O Genocídio Silencioso: a morte sistemática da população negra no Brasil

Maristela Gripp*

JULIA ESTEVAM
04/08/2025 11h43 - Atualizado há 8 horas

O Genocídio Silencioso: a morte sistemática da população negra no Brasil
Rodrigo Leal

A realidade brasileira tem uma programação habitual de violência contra a população negra. Em 4 de julho deste ano, Guilherme Dias Pereira, jovem negro de 26 anos, foi executado "por engano" com um tiro na nuca enquanto corria para pegar o ônibus após o trabalho. Casado há pouco mais de dois anos, trabalhador, evangélico, sem antecedentes criminais - nenhuma dessas características o protegeu da bala que ceifou sua vida.

O autor do disparo, um policial, alegou ter sofrido tentativa de assalto minutos antes e, ao ver um jovem negro correndo, assumiu tratar-se de um dos criminosos. Foi preso em flagrante, pagou fiança e deixou a delegacia pela porta da frente. Sua "punição"? Afastamento temporário das funções.

Este não é um caso isolado, mas parte de uma engrenagem maior de extermínio que opera sistematicamente no Brasil. Os números são aterrorizantes: segundo o Atlas da Violência 2024, uma pessoa negra é assassinada a cada 12 minutos no país. Pesquisa da Secretaria Especial de Políticas de Promoção da Igualdade Racial (SEPPIR) e do Senado Federal revelou que 56% dos brasileiros concordam que "a morte violenta de um jovem negro choca menos a sociedade do que a morte de um jovem branco". Mais alarmante ainda: a probabilidade de um jovem negro ser assassinado é 2,5 vezes maior que a de um jovem branco.

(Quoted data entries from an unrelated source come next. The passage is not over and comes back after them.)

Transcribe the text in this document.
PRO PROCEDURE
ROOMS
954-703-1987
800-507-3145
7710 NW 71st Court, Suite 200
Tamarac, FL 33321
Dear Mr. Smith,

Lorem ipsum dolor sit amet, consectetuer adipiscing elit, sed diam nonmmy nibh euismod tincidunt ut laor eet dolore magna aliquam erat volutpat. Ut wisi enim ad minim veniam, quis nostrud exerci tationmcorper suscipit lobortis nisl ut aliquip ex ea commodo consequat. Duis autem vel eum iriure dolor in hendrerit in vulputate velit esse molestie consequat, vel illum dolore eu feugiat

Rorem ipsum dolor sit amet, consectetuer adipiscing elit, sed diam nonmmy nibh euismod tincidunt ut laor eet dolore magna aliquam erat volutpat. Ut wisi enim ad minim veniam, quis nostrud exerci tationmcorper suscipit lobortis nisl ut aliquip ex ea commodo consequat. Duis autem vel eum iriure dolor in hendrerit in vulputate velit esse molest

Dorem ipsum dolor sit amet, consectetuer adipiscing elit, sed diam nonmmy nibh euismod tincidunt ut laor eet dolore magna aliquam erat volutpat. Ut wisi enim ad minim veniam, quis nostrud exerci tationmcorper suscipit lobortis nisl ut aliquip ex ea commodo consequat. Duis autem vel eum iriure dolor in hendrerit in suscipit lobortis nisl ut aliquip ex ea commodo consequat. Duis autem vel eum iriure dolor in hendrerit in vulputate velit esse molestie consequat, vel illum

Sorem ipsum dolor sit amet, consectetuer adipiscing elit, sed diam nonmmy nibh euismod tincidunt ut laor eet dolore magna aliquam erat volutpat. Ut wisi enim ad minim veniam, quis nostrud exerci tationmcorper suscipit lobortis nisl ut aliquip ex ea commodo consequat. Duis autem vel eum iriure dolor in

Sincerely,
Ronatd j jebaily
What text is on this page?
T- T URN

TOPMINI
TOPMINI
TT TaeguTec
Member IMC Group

O Genocídio Mascarado: a análise de Abdias do Nascimento

Diante desses dados devastadores, torna-se fundamental compreender o fenômeno através da lente analítica de Abdias do Nascimento. Em sua obra seminal "O Genocídio do Negro Brasileiro: Processo de um Racismo Mascarado", o intelectual, artista e político pan-africanista (1914-2011) utiliza a definição de genocídio da ONU para demonstrar que o povo negro brasileiro é vítima de um genocídio sistemático e disfarçado.

Segundo Nascimento, esse extermínio não se manifesta apenas através da violência física direta, mas principalmente por meio de mecanismos institucionais, culturais e sociais que visam apagar a identidade, a cultura e a própria existência dos negros no país. O autor desnuda o racismo como estrutura fundante da sociedade brasileira, perpetuado por instituições estatais, sistema educacional, mídia e práticas sociais que sistematicamente marginalizam a população negra, negando-lhe acesso ao poder, educação de qualidade e representatividade.

O genocídio da população negra brasileira opera através de múltiplas dimensões: violência policial e encarceramento em massa; exclusão econômica e social sistemática; e morte simbólica, materializada na negação da identidade e cultura negras nos currículos escolares, espaços de poder e representação midiática.

O racismo estrutural brasileiro perpetua desigualdades profundas, limitando o acesso da população negra à educação, emprego, saúde e segurança. Transformar essa realidade exige a implementação urgente de ações afirmativas robustas, políticas de reparação histórica e reconhecimento efetivo do papel fundamental dos negros na construção do Brasil.

Enquanto jovens como Guilherme continuarem sendo executados nas ruas por "engano", enquanto uma pessoa negra for assassinada a cada 12 minutos, enquanto a morte de jovens negros chocar menos a sociedade, estaremos longe de uma democracia plena. A construção de uma sociedade verdadeiramente justa e inclusiva para todos os brasileiros, independentemente da cor, permanece como desafio urgente e inadiável.

O genocídio da população negra brasileira não é metáfora - é realidade documentada, quantificada e sistematizada. Reconhecer essa verdade é o primeiro passo para interrompê-lo. O segundo é agir, coletiva e incansavelmente, por justiça e igualdade racial no Brasil.

*Maristela dos Reis Sathler Gripp é doutora em Estudos da Linguísticos e professora do Centro Universitário Internacional Uninter.